RONAN — Constance Niemeyer, 93, known to many as Connie/Mom, died Thursday, Jan. 12, 2006, at St. Luke Extended Care Facility.

She was a cosmic adventurer, world traveler, mystic, healer and the keeper of stories for generations of her family.

She was born March 3, 1912, in Billings to LeRoy and Constance Baker, the third of four children. The family moved to Missoula shortly afterward, and she lived in the Garden City for many of the next 60 years. She was a self-professed tomboy and declared that she was "born fly fishing," an instinct honed by countless fishing trips with her father along the Blackfoot and Bitterroot rivers and Lolo Creek.

She and her husband-to-be, Joseph Niemeyer, were students together at Missoula County High School. They were married Nov. 9, 1931, in Butte and celebrated their nuptials with dining and dancing in Meaderville.

Dancing remained one of their favorite pastimes. "We must have danced several thousand miles during those years," Connie said.

The couple raised five children and spent most of their married life in "The Big House" on Spurgin Road. Connie worked at Western Union and spent many summers helping organize the Missoula County Fair. She also sold stories to Modern Romance magazine, a vocation she described as "lots of fun."

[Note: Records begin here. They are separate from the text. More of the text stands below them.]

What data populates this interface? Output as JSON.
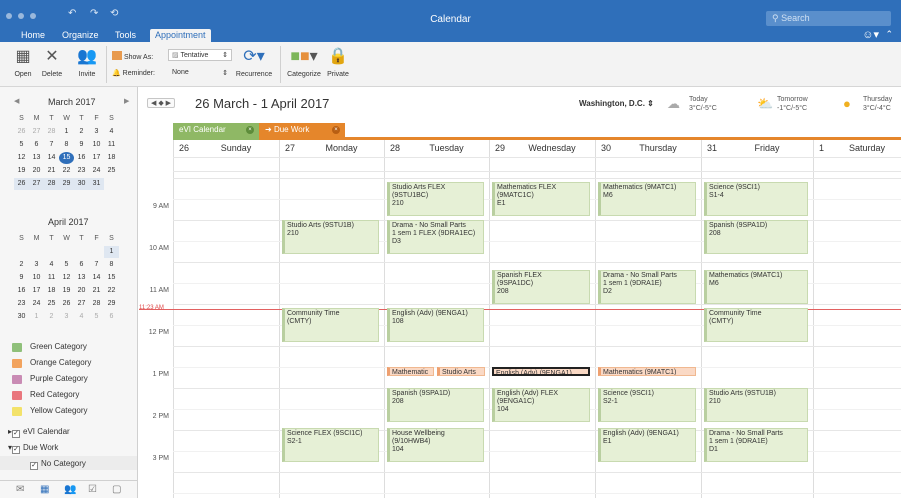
{
  "window": {
    "title": "Calendar",
    "search_placeholder": "Search"
  },
  "tabs": [
    "Home",
    "Organize",
    "Tools",
    "Appointment"
  ],
  "ribbon": {
    "open": "Open",
    "delete": "Delete",
    "invite": "Invite",
    "show_as_label": "Show As:",
    "show_as_value": "Tentative",
    "reminder_label": "Reminder:",
    "reminder_value": "None",
    "recurrence": "Recurrence",
    "categorize": "Categorize",
    "private": "Private"
  },
  "mini_march": {
    "title": "March 2017",
    "dow": [
      "S",
      "M",
      "T",
      "W",
      "T",
      "F",
      "S"
    ],
    "days": [
      [
        "26",
        "m"
      ],
      [
        "27",
        "m"
      ],
      [
        "28",
        "m"
      ],
      [
        "1",
        "d"
      ],
      [
        "2",
        "d"
      ],
      [
        "3",
        "d"
      ],
      [
        "4",
        "d"
      ],
      [
        "5",
        "d"
      ],
      [
        "6",
        "d"
      ],
      [
        "7",
        "d"
      ],
      [
        "8",
        "d"
      ],
      [
        "9",
        "d"
      ],
      [
        "10",
        "d"
      ],
      [
        "11",
        "d"
      ],
      [
        "12",
        "d"
      ],
      [
        "13",
        "d"
      ],
      [
        "14",
        "d"
      ],
      [
        "15",
        "t"
      ],
      [
        "16",
        "d"
      ],
      [
        "17",
        "d"
      ],
      [
        "18",
        "d"
      ],
      [
        "19",
        "d"
      ],
      [
        "20",
        "d"
      ],
      [
        "21",
        "d"
      ],
      [
        "22",
        "d"
      ],
      [
        "23",
        "d"
      ],
      [
        "24",
        "d"
      ],
      [
        "25",
        "d"
      ],
      [
        "26",
        "s"
      ],
      [
        "27",
        "s"
      ],
      [
        "28",
        "s"
      ],
      [
        "29",
        "s"
      ],
      [
        "30",
        "s"
      ],
      [
        "31",
        "s"
      ]
    ]
  },
  "mini_april": {
    "title": "April 2017",
    "dow": [
      "S",
      "M",
      "T",
      "W",
      "T",
      "F",
      "S"
    ],
    "days": [
      [
        "",
        "b"
      ],
      [
        "",
        "b"
      ],
      [
        "",
        "b"
      ],
      [
        "",
        "b"
      ],
      [
        "",
        "b"
      ],
      [
        "",
        "b"
      ],
      [
        "1",
        "s"
      ],
      [
        "2",
        "d"
      ],
      [
        "3",
        "d"
      ],
      [
        "4",
        "d"
      ],
      [
        "5",
        "d"
      ],
      [
        "6",
        "d"
      ],
      [
        "7",
        "d"
      ],
      [
        "8",
        "d"
      ],
      [
        "9",
        "d"
      ],
      [
        "10",
        "d"
      ],
      [
        "11",
        "d"
      ],
      [
        "12",
        "d"
      ],
      [
        "13",
        "d"
      ],
      [
        "14",
        "d"
      ],
      [
        "15",
        "d"
      ],
      [
        "16",
        "d"
      ],
      [
        "17",
        "d"
      ],
      [
        "18",
        "d"
      ],
      [
        "19",
        "d"
      ],
      [
        "20",
        "d"
      ],
      [
        "21",
        "d"
      ],
      [
        "22",
        "d"
      ],
      [
        "23",
        "d"
      ],
      [
        "24",
        "d"
      ],
      [
        "25",
        "d"
      ],
      [
        "26",
        "d"
      ],
      [
        "27",
        "d"
      ],
      [
        "28",
        "d"
      ],
      [
        "29",
        "d"
      ],
      [
        "30",
        "d"
      ],
      [
        "1",
        "m"
      ],
      [
        "2",
        "m"
      ],
      [
        "3",
        "m"
      ],
      [
        "4",
        "m"
      ],
      [
        "5",
        "m"
      ],
      [
        "6",
        "m"
      ]
    ]
  },
  "categories": [
    {
      "label": "Green Category",
      "color": "#8fc07a"
    },
    {
      "label": "Orange Category",
      "color": "#f2a35e"
    },
    {
      "label": "Purple Category",
      "color": "#c98bb4"
    },
    {
      "label": "Red Category",
      "color": "#e9767d"
    },
    {
      "label": "Yellow Category",
      "color": "#f3e26a"
    }
  ],
  "tree": {
    "evi_calendar": "eVI Calendar",
    "due_work": "Due Work",
    "no_category": "No Category"
  },
  "header": {
    "date_range": "26 March - 1 April 2017",
    "location": "Washington, D.C.",
    "weather": [
      {
        "day": "Today",
        "temp": "3°C/-5°C"
      },
      {
        "day": "Tomorrow",
        "temp": "-1°C/-5°C"
      },
      {
        "day": "Thursday",
        "temp": "3°C/-4°C"
      }
    ]
  },
  "cal_tabs": [
    {
      "label": "eVI Calendar",
      "color": "#8fb865"
    },
    {
      "label": "Due Work",
      "color": "#e5862b"
    }
  ],
  "days": [
    {
      "num": "26",
      "name": "Sunday"
    },
    {
      "num": "27",
      "name": "Monday"
    },
    {
      "num": "28",
      "name": "Tuesday"
    },
    {
      "num": "29",
      "name": "Wednesday"
    },
    {
      "num": "30",
      "name": "Thursday"
    },
    {
      "num": "31",
      "name": "Friday"
    },
    {
      "num": "1",
      "name": "Saturday"
    }
  ],
  "times": [
    "9 AM",
    "10 AM",
    "11 AM",
    "12 PM",
    "1 PM",
    "2 PM",
    "3 PM"
  ],
  "now_label": "11:23 AM",
  "events": [
    {
      "day": 2,
      "start": 8.6,
      "end": 9.4,
      "lines": [
        "Studio Arts FLEX",
        "(9STU1BC)",
        "210"
      ]
    },
    {
      "day": 3,
      "start": 8.6,
      "end": 9.4,
      "lines": [
        "Mathematics FLEX",
        "(9MATC1C)",
        "E1"
      ]
    },
    {
      "day": 4,
      "start": 8.6,
      "end": 9.4,
      "lines": [
        "Mathematics (9MATC1)",
        "M6"
      ]
    },
    {
      "day": 5,
      "start": 8.6,
      "end": 9.4,
      "lines": [
        "Science (9SCI1)",
        "S1-4"
      ]
    },
    {
      "day": 1,
      "start": 9.5,
      "end": 10.3,
      "lines": [
        "Studio Arts (9STU1B)",
        "210"
      ]
    },
    {
      "day": 2,
      "start": 9.5,
      "end": 10.3,
      "lines": [
        "Drama - No Small Parts",
        "1 sem 1 FLEX (9DRA1EC)",
        "D3"
      ]
    },
    {
      "day": 5,
      "start": 9.5,
      "end": 10.3,
      "lines": [
        "Spanish (9SPA1D)",
        "208"
      ]
    },
    {
      "day": 3,
      "start": 10.7,
      "end": 11.5,
      "lines": [
        "Spanish FLEX",
        "(9SPA1DC)",
        "208"
      ]
    },
    {
      "day": 4,
      "start": 10.7,
      "end": 11.5,
      "lines": [
        "Drama - No Small Parts",
        "1 sem 1 (9DRA1E)",
        "D2"
      ]
    },
    {
      "day": 5,
      "start": 10.7,
      "end": 11.5,
      "lines": [
        "Mathematics (9MATC1)",
        "M6"
      ]
    },
    {
      "day": 1,
      "start": 11.6,
      "end": 12.4,
      "lines": [
        "Community Time",
        "(CMTY)"
      ]
    },
    {
      "day": 2,
      "start": 11.6,
      "end": 12.4,
      "lines": [
        "English (Adv) (9ENGA1)",
        "108"
      ]
    },
    {
      "day": 5,
      "start": 11.6,
      "end": 12.4,
      "lines": [
        "Community Time",
        "(CMTY)"
      ]
    },
    {
      "day": 2,
      "start": 13.0,
      "end": 13.22,
      "orange": true,
      "half": "left",
      "lines": [
        "Mathematic"
      ]
    },
    {
      "day": 2,
      "start": 13.0,
      "end": 13.22,
      "orange": true,
      "half": "right",
      "lines": [
        "Studio Arts"
      ]
    },
    {
      "day": 3,
      "start": 13.0,
      "end": 13.22,
      "orange": true,
      "selected": true,
      "lines": [
        "English (Adv) (9ENGA1)"
      ]
    },
    {
      "day": 4,
      "start": 13.0,
      "end": 13.22,
      "orange": true,
      "lines": [
        "Mathematics (9MATC1)"
      ]
    },
    {
      "day": 2,
      "start": 13.5,
      "end": 14.3,
      "lines": [
        "Spanish (9SPA1D)",
        "208"
      ]
    },
    {
      "day": 3,
      "start": 13.5,
      "end": 14.3,
      "lines": [
        "English (Adv) FLEX",
        "(9ENGA1C)",
        "104"
      ]
    },
    {
      "day": 4,
      "start": 13.5,
      "end": 14.3,
      "lines": [
        "Science (9SCI1)",
        "S2-1"
      ]
    },
    {
      "day": 5,
      "start": 13.5,
      "end": 14.3,
      "lines": [
        "Studio Arts (9STU1B)",
        "210"
      ]
    },
    {
      "day": 1,
      "start": 14.45,
      "end": 15.25,
      "lines": [
        "Science FLEX (9SCI1C)",
        "S2-1"
      ]
    },
    {
      "day": 2,
      "start": 14.45,
      "end": 15.25,
      "lines": [
        "House Wellbeing",
        "(9/10HWB4)",
        "104"
      ]
    },
    {
      "day": 4,
      "start": 14.45,
      "end": 15.25,
      "lines": [
        "English (Adv) (9ENGA1)",
        "E1"
      ]
    },
    {
      "day": 5,
      "start": 14.45,
      "end": 15.25,
      "lines": [
        "Drama - No Small Parts",
        "1 sem 1 (9DRA1E)",
        "D1"
      ]
    }
  ]
}
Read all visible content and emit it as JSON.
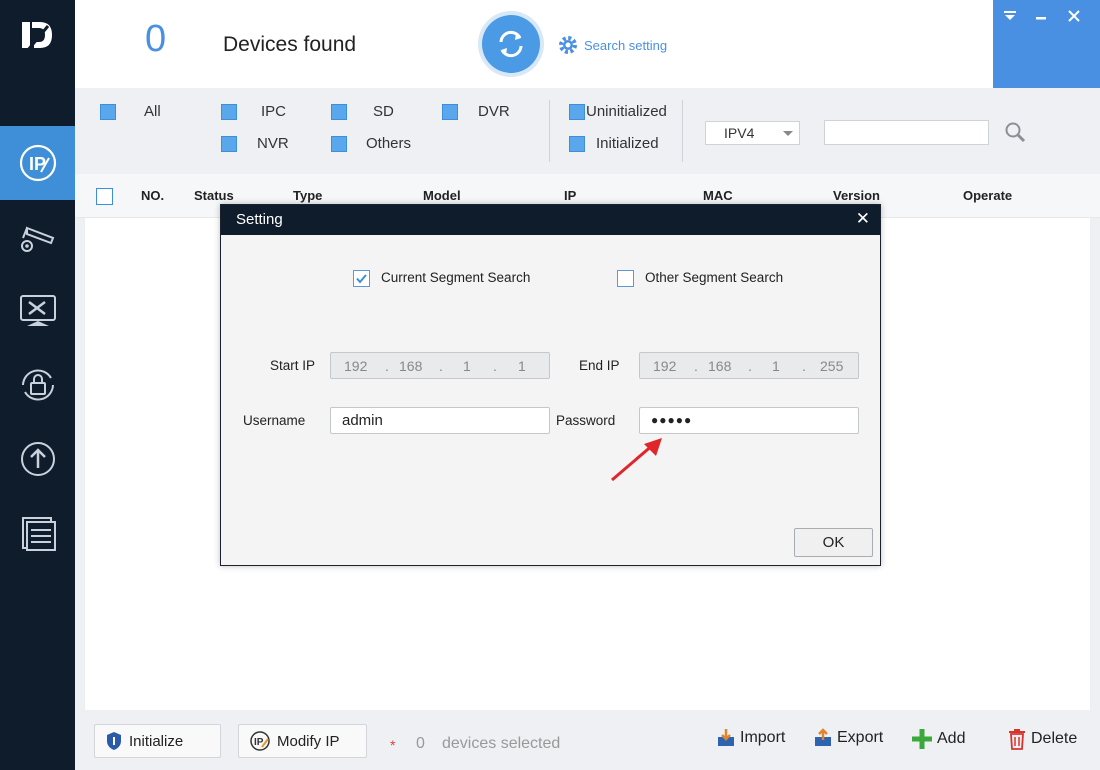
{
  "header": {
    "count": "0",
    "found_label": "Devices found",
    "search_setting_label": "Search setting"
  },
  "filters": {
    "all": "All",
    "ipc": "IPC",
    "sd": "SD",
    "dvr": "DVR",
    "nvr": "NVR",
    "others": "Others",
    "uninitialized": "Uninitialized",
    "initialized": "Initialized",
    "ip_version": "IPV4",
    "search_value": ""
  },
  "table": {
    "columns": [
      "NO.",
      "Status",
      "Type",
      "Model",
      "IP",
      "MAC",
      "Version",
      "Operate"
    ]
  },
  "modal": {
    "title": "Setting",
    "current_segment": "Current Segment Search",
    "other_segment": "Other Segment Search",
    "start_ip_label": "Start IP",
    "start_ip": [
      "192",
      "168",
      "1",
      "1"
    ],
    "end_ip_label": "End IP",
    "end_ip": [
      "192",
      "168",
      "1",
      "255"
    ],
    "username_label": "Username",
    "username": "admin",
    "password_label": "Password",
    "password": "●●●●●",
    "ok": "OK"
  },
  "bottom": {
    "initialize": "Initialize",
    "modify_ip": "Modify IP",
    "star": "*",
    "selected_count": "0",
    "selected_text": "devices selected",
    "import": "Import",
    "export": "Export",
    "add": "Add",
    "delete": "Delete"
  },
  "colors": {
    "sidebar": "#0f1c2c",
    "accent": "#4a90e2",
    "active_nav": "#3f8fd8",
    "arrow": "#e0262b"
  }
}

She was a 4-H leader and belonged to the Orchard Homes Women's Club and Orchard Homes Country Life Club.

Her husband, who worked for Northern Pacific and Burlington Northern railroads, died May 26, 1969, in Paradise. They were married 38 years.

In the years that followed, Connie studied journalism at the University of Montana and began to travel — first to Mexico and then in 1973 to Europe, where she spent eight months abroad with three teenage girls.

Those adventures were just the beginning. Over the next three decades, her earthly travels took her to China, Japan, India and Kashmir, England, Scotland, Australia, New Zealand and Thailand.

She sold her home in Missoula and when she wasn't roaming the globe, she was often visiting friends and family in "Herbie," her trusty Toyota camper.

She studied massage and reflexology and continued her practice of yoga and meditation. Always spiritually inquisitive, she dined with Kahunas in Hawaii, climbed to the tomb of Moses in Kashmir, and visited Sai Baba in India. "I just never believed in a closed mind," she said.

She eventually retired from traveling and spent the past 13 years living with her daughter, Billie Lee, in Ronan. Four of her five children lived nearby, and a grandson and two great-grandchildren lived next door.

She is survived by five children and their partners: Jyoti SaeUn of Big Arm; Billie Lee and Arthur Gorov of Ronan; Jan and Chris Niemeyer of Ronan; Joe and Debra Niemeyer of Seaside, Ore.; and Kristi Niemeyer and Steve Connell of Charlo; 10 grandchildren and eight great-grandchildren.

She firmly believed that all of her grandchildren were "beautiful, pure and perfect" (even when their parents were a little dubious). She also hoped that each generation would "know peace, know joy and know love."

Friends and family will gather to celebrate her life on March 4, a day after her 94th birthday, at Leon Hall, east of Charlo.